Segundo depoimentos registrados pelos auditores, o responsável pelos motoristas
na Ouro Verde teria rasgado o papel onde o prêmio estava anunciado e agredido
verbalmente os trabalhadores, humilhando e ameaçando de demissão quem
reclamasse. De fato, quando os auditores chegaram à mineradora, os funcionários
que reclamaram estavam sendo demitidos.
Por meio de sua assessoria de imprensa, a Ouro
Verde emitiu nota dizendo que as irregularidades constatadas na jornada dos
trabalhadores seriam “decorrentes de problemas sistêmicos no relógio
ponto”. Sobre o programa de incentivos,
a empresa “rechaça com veemência” os termos ‘promessa enganosa’ e ‘ameaça’,
afirmando que “por conta dos problemas nos relógios pontos, não foi possível
apurar os resultados obtidos pelos empregados e realizar o pagamento dentro do
prazo prometido. A empresa, no entanto, por medida de justiça com o
trabalhador, optou por pagar a premiação a todos os elegíveis,
independentemente da aferição ou não do resultado” (leia a nota na íntegra).
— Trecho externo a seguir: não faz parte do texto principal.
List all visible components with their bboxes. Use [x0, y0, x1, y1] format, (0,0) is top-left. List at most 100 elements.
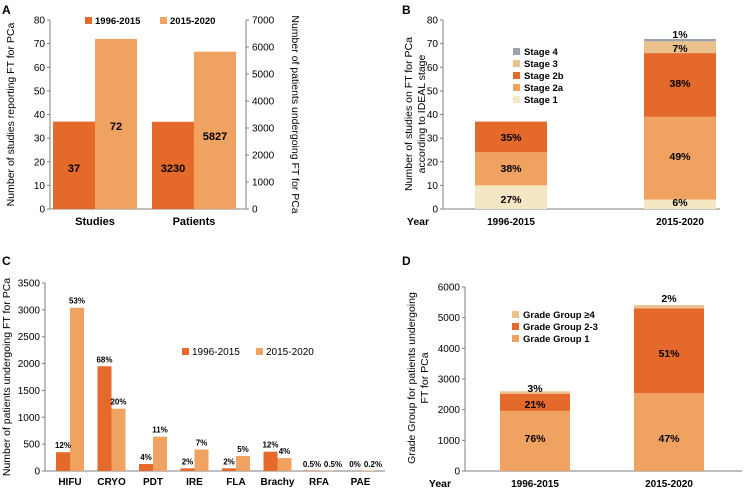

O custo do trabalho escravo -A mina ficou
interditada por três dias, o tempo necessário para que a empresa tomasse as
medidas de correção: lavaram e pintaram o local de descanso, consertaram o
banheiro, instalaram chuveiros e se comprometeram a respeitar a carga horária
dos funcionários. “Isso demonstra que manter os trabalhadores em dignidade não
era algo difícil para a empresa. Ao que parece, a Vale apenas não queria ter
esse custo”, aponta Campos.
Apesar de uma extensa ficha de problemas
trabalhistas e impactos socioambientais, essa é a primeira vez que a Vale é
responsabilizada pela exploração de mão de obra análoga à de escravo. A empresa
é signatária do Pacto Nacional pela Erradicação do Trabalho Escravo, afirma
possuir uma política de monitoramento de seus negócios e ter excluído de sua
cadeia de fornecedores usinas de ferro gusa que se utilizaram desse crime.
Apesar dos questionamentos da reportagem, a
Vale não respondeu se a mesma regra se aplica à terceirizada que foi flagrada
ao cometer o crime dentro da mineradora.